Before you go: Organizing a successful immersion
The success of an immersion trip depends on preparation before the team departs. Trips lasting five days with 8-10 participants work best because it’s easier to clear schedules for short time periods.
Prepare the team
The first step is communicating the value of the research trip. Make sure the purpose and goals are clear to all participants and assign roles ahead of time.
It’s also crucial to recruit teammates from different backgrounds. A diverse field team includes engineers, product managers, marketers, and leadership. A variety of disciplines merge different viewpoints, allowing teammates to learn from each other’s unique observations. Balance distribution of gender, race, ethnicity, and background to allow participants to feel comfortable.
Before the trip, participants should also become familiar with local current events and culture. Read local news sites, listen to radio programs, and watch documentaries or films about the place you’re visiting.
Planning questions and practicing interviews
Clear research questions are crucial for conducting in-depth interviews.
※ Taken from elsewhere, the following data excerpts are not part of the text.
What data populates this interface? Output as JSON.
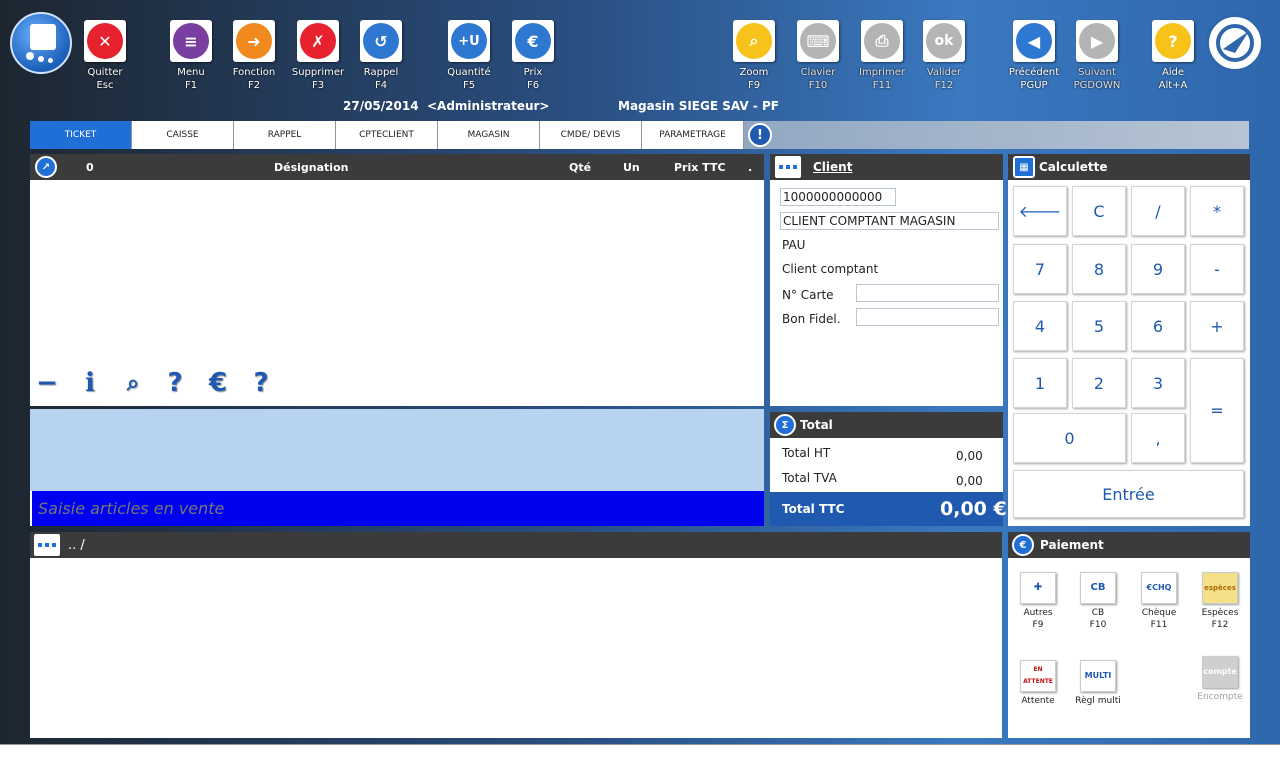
{
  "toolbar": [
    {
      "id": "quit",
      "label": "Quitter",
      "key": "Esc",
      "color": "#e8212e",
      "glyph": "✕",
      "disabled": false
    },
    {
      "id": "menu",
      "label": "Menu",
      "key": "F1",
      "color": "#7a3ea0",
      "glyph": "≡",
      "disabled": false
    },
    {
      "id": "function",
      "label": "Fonction",
      "key": "F2",
      "color": "#f08a1e",
      "glyph": "➜",
      "disabled": false
    },
    {
      "id": "delete",
      "label": "Supprimer",
      "key": "F3",
      "color": "#e8212e",
      "glyph": "✗",
      "disabled": false
    },
    {
      "id": "recall",
      "label": "Rappel",
      "key": "F4",
      "color": "#2f78d2",
      "glyph": "↺",
      "disabled": false
    },
    {
      "id": "quantity",
      "label": "Quantité",
      "key": "F5",
      "color": "#2f78d2",
      "glyph": "+U",
      "disabled": false
    },
    {
      "id": "price",
      "label": "Prix",
      "key": "F6",
      "color": "#2f78d2",
      "glyph": "€",
      "disabled": false
    },
    {
      "id": "zoom",
      "label": "Zoom",
      "key": "F9",
      "color": "#f7c31b",
      "glyph": "⌕",
      "disabled": false
    },
    {
      "id": "keyboard",
      "label": "Clavier",
      "key": "F10",
      "color": "#b4b4b4",
      "glyph": "⌨",
      "disabled": true
    },
    {
      "id": "print",
      "label": "Imprimer",
      "key": "F11",
      "color": "#b4b4b4",
      "glyph": "⎙",
      "disabled": true
    },
    {
      "id": "validate",
      "label": "Valider",
      "key": "F12",
      "color": "#b4b4b4",
      "glyph": "ok",
      "disabled": true
    },
    {
      "id": "previous",
      "label": "Précédent",
      "key": "PGUP",
      "color": "#2f78d2",
      "glyph": "◀",
      "disabled": false
    },
    {
      "id": "next",
      "label": "Suivant",
      "key": "PGDOWN",
      "color": "#b4b4b4",
      "glyph": "▶",
      "disabled": true
    },
    {
      "id": "help",
      "label": "Aide",
      "key": "Alt+A",
      "color": "#f7c31b",
      "glyph": "?",
      "disabled": false
    }
  ],
  "infobar": {
    "date": "27/05/2014",
    "user": "<Administrateur>",
    "store": "Magasin SIEGE SAV - PF"
  },
  "tabs": [
    "TICKET",
    "CAISSE",
    "RAPPEL",
    "CPTECLIENT",
    "MAGASIN",
    "CMDE/ DEVIS",
    "PARAMETRAGE"
  ],
  "ticket": {
    "count": "0",
    "columns": {
      "designation": "Désignation",
      "qty": "Qté",
      "unit": "Un",
      "price": "Prix TTC",
      "dot": "."
    },
    "icons": [
      "minus-icon",
      "info-icon",
      "search-icon",
      "help-icon",
      "euro-net-icon",
      "help2-icon"
    ]
  },
  "entry": {
    "placeholder": "Saisie articles en vente"
  },
  "client": {
    "title": "Client",
    "code": "1000000000000",
    "name": "CLIENT COMPTANT MAGASIN",
    "city": "PAU",
    "type": "Client comptant",
    "card_label": "N° Carte",
    "card_value": "",
    "fidel_label": "Bon Fidel.",
    "fidel_value": ""
  },
  "total": {
    "title": "Total",
    "ht_label": "Total HT",
    "ht_value": "0,00",
    "tva_label": "Total TVA",
    "tva_value": "0,00",
    "ttc_label": "Total TTC",
    "ttc_value": "0,00 €"
  },
  "calc": {
    "title": "Calculette",
    "keys": {
      "back": "🡐",
      "c": "C",
      "div": "/",
      "mul": "*",
      "k7": "7",
      "k8": "8",
      "k9": "9",
      "minus": "-",
      "k4": "4",
      "k5": "5",
      "k6": "6",
      "plus": "+",
      "k1": "1",
      "k2": "2",
      "k3": "3",
      "eq": "=",
      "k0": "0",
      "comma": ",",
      "enter": "Entrée"
    }
  },
  "path": {
    "text": ".. /"
  },
  "payment": {
    "title": "Paiement",
    "items": [
      {
        "label": "Autres",
        "key": "F9",
        "pic": "✚",
        "disabled": false
      },
      {
        "label": "CB",
        "key": "F10",
        "pic": "CB",
        "disabled": false
      },
      {
        "label": "Chèque",
        "key": "F11",
        "pic": "€CHQ",
        "disabled": false
      },
      {
        "label": "Espèces",
        "key": "F12",
        "pic": "espèces",
        "disabled": false
      },
      {
        "label": "Attente",
        "key": "",
        "pic": "EN ATTENTE",
        "disabled": false
      },
      {
        "label": "Règl multi",
        "key": "",
        "pic": "MULTI",
        "disabled": false
      },
      {
        "label": "Encompte",
        "key": "",
        "pic": "compte",
        "disabled": true
      }
    ]
  },
  "colors": {
    "accent": "#1f6fd6",
    "entry_bg": "#0000f0",
    "ticket_preview": "#b8d3f0",
    "total_ttc_bg": "#1f5ab0"
  }
}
Questions can get at broad topics, like understanding how people in rural settings use technology, or be more specific, like follow-ups after testing a prototype.
Get in touch with local partner teams and research agencies well in advance for advice. Locals can help provide feedback for your team’s approach and research questions. The team’s UX researcher should also teach participants how to interact with people during interviews, sharing advice on what kinds of questions to ask, when to ask them, and how to monitor body language.
Set up training workshops for team members who haven't participated in an immersion trip before. These trainings should include information about what to wear and which local customs to follow. For example, company swag or company-branded clothing could bias user interviews, so teams are better off wearing clothes that help them blend into the local landscape.